Şirketlerdekiler bile yeşil kapitalizmin sınırlarını biliyor. International Accounting Standards Board'ın (Uluslararası Muhasebe Standartları Kurulu) başkanı Hans Hoogervorts'ın yakın bir zamanda dediği gibi: "Şirketlerin gezegeni, karın üstüne koyması için sürdürülebilirlik raporlarının etkili olmasını beklememeliyiz... Yeşil yıkama (şirketlerin kendilerini çevresel sorumluluğa sahipmiş gibi konumlandırması çn.) çok yaygın."
Kendi kendini rapor etme, derecelendirme sistemleri ve dünyanın en büyük para yöneticilerinin sözde yeşil gayeleri dünyanın en büyük şirketlerinin doymak bilmez iştahlarını kesmeyecek.
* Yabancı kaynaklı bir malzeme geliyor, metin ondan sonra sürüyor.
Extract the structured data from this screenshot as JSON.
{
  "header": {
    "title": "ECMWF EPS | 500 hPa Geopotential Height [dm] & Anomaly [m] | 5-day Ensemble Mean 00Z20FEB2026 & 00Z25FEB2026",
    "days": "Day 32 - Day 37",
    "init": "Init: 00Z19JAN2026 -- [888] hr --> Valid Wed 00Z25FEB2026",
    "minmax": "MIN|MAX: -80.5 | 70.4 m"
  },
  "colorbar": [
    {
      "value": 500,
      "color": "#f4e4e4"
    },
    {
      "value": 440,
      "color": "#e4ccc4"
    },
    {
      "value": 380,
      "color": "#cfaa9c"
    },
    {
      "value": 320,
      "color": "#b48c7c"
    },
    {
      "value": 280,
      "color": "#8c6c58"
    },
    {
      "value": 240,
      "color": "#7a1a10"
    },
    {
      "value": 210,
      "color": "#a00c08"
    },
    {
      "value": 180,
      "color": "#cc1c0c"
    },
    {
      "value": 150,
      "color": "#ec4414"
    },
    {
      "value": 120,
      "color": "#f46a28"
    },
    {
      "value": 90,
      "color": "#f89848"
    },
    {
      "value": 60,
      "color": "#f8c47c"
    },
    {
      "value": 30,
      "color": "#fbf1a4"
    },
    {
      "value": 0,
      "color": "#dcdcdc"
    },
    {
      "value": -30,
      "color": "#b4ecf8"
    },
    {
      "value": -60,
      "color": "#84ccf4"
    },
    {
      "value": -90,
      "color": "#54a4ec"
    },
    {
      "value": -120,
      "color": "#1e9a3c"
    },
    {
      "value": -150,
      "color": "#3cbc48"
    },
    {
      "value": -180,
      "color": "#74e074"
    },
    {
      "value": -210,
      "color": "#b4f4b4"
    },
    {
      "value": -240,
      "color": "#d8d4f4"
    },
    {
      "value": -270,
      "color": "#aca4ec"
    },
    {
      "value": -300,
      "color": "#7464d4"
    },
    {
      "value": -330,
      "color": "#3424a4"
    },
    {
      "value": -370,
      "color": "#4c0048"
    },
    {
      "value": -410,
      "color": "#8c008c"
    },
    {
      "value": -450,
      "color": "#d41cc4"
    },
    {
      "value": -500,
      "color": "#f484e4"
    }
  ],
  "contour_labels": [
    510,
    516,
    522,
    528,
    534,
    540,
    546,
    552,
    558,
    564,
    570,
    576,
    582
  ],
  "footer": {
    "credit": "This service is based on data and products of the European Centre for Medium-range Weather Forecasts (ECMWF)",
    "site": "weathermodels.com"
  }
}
ÇSY ölçütleri ve etki yatırımları çoğunlukla boş heyecandan ibaret -gezegeni gelecek nesiller için koruma isteğimizin "uyandırdığı" kapitalistlerin para kazanması için bir fırsat. Şirketler iklim adaleti hareketini gasp etmeye çalışıyor. Sadece cesur, büyük ölçekli, insan odaklı bir hareket onları durdurabilir.
*Bu makalede yer alan fikirler yazara aittir ve Independent Türkçe’nin editöryal politikasını yansıtmayabilir.